A randomized controlled trial of Goal Management Training for executive functioning in schizophrenia spectrum disorders or psychosis risk syndromes

• Published in: BMC psychiatry Vol. 22; no. 1; pp. 575 - 17
• Main Authors: Haugen, Ingvild, Stubberud, Jan, Haug, Elisabeth, McGurk, Susan R, Hovik, Kjell Tore, Ueland, Torill, Øie, Merete Glenne
• Format: Journal Article
• Language: English
• Published: England BioMed Central Ltd 28.08.2022; BioMed Central; BMC
• Subjects: Activities of daily living; Adult; Care and treatment; Clinical trials; Cognition & reasoning; Cognition disorders; Cognitive Behavioral Therapy; Cognitive impairment; Cognitive remediation; Cognitive therapy; Complications and side effects; Early intervention; Executive Function; Executive function (Psychology); Goals; Health aspects; Humans; Intervention; Management training; Mental disorders; Metacognition; Methods; Neuropsychology; Occupational therapy; Psychiatry; Psychosis; Psychotic Disorders; Questionnaires; Real-world function; Risk factors; Schizophrenia; Syndrome; Testing; Treatment Outcome; Norway; Psychosis; Early intervention; Executive function; Real-world function; Cognitive remediation; Cognitive impairment
• ISSN: 1471-244X; 1471-244X
• DOI: 10.1186/s12888-022-04197-3

Executive functioning is essential to daily life and severely impaired in schizophrenia and psychosis risk syndromes. Goal Management Training (GMT) is a theoretically founded, empirically supported, metacognitive strategy training program designed to improve executive functioning. A randomized controlled parallel group trial compared GMT with treatment as usual among 81 participants (GMT, n = 39 versus Wait List Controls, n = 42) recruited from an early intervention for psychosis setting.
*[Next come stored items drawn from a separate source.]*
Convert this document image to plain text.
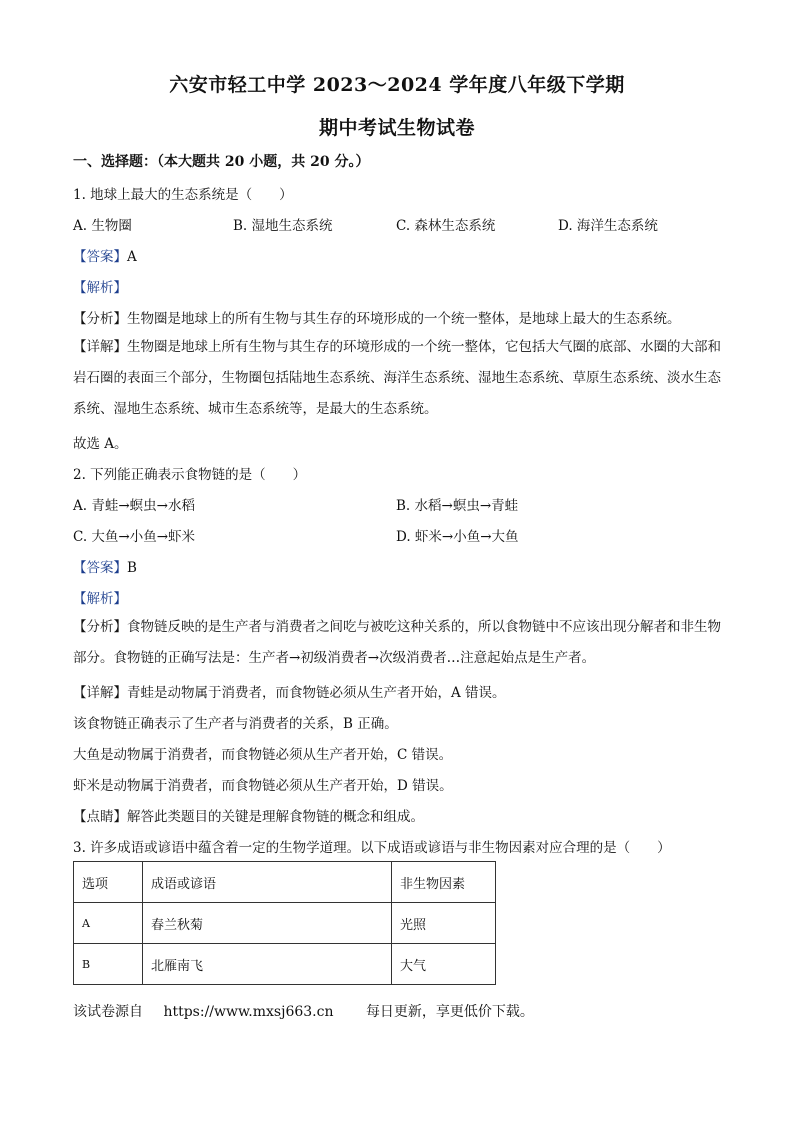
六安市轻工中学 2023～2024 学年度八年级下学期
期中考试生物试卷
一、选择题：（本大题共 20 小题，共 20 分。）
1. 地球上最大的生态系统是（　　）
A. 生物圈	B. 湿地生态系统	C. 森林生态系统	D. 海洋生态系统
【答案】A
【解析】
【分析】生物圈是地球上的所有生物与其生存的环境形成的一个统一整体，是地球上最大的生态系统。
【详解】生物圈是地球上所有生物与其生存的环境形成的一个统一整体，它包括大气圈的底部、水圈的大部和岩石圈的表面三个部分，生物圈包括陆地生态系统、海洋生态系统、湿地生态系统、草原生态系统、淡水生态系统、湿地生态系统、城市生态系统等，是最大的生态系统。
故选 A。
2. 下列能正确表示食物链的是（　　）
A. 青蛙→螟虫→水稻	B. 水稻→螟虫→青蛙
C. 大鱼→小鱼→虾米	D. 虾米→小鱼→大鱼
【答案】B
【解析】
【分析】食物链反映的是生产者与消费者之间吃与被吃这种关系的，所以食物链中不应该出现分解者和非生物部分。食物链的正确写法是：生产者→初级消费者→次级消费者…注意起始点是生产者。
【详解】青蛙是动物属于消费者，而食物链必须从生产者开始，A 错误。
该食物链正确表示了生产者与消费者的关系，B 正确。
大鱼是动物属于消费者，而食物链必须从生产者开始，C 错误。
虾米是动物属于消费者，而食物链必须从生产者开始，D 错误。
【点睛】解答此类题目的关键是理解食物链的概念和组成。
3. 许多成语或谚语中蕴含着一定的生物学道理。以下成语或谚语与非生物因素对应合理的是（　　）
选项	成语或谚语	非生物因素
A	春兰秋菊	光照
B	北雁南飞	大气
该试卷源自 https://www.mxsj663.cn 每日更新，享更低价下载。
Computer generated random allocation was performed by someone independent from the study team and raters post-intervention were unaware of allocation. The primary objective was to assess the impact of GMT administered in small groups for 5 weeks on executive functioning. The secondary objective was to explore the potential of the intervention in influencing daily life functioning and clinical symptoms. GMT improved self-reported executive functioning, measured with the Behavior Rating Inventory of Executive Function - Adult version (BRIEF-A), significantly more than treatment as usual. A linear mixed model for repeated measures, including all partial data according to the principle of intention to treat, showed a significant group x time interaction effect assessed immediately after intervention (post-test) and 6 months after intervention (follow-up), F = 8.40, p .005, r .37. Improvement occurred in both groups in objective executive functioning as measured by neuropsychological tests, functional capacity, daily life functioning and symptoms of psychosis rated by clinicians. Self-reported clinical symptoms measured with the Symptoms Check List (SCL-10) improved significantly more after GMT than after treatment as usual, F = 5.78, p .019, r .29. Two participants withdrew due to strenuous testing and one due to adverse effects. GMT had clinically reliable and lasting effects on subjective executive function. The intervention is a valuable addition to available treatment with considerable gains at low cost. Registered at clinicaltrials.gov NCT03048695 09/02/2017.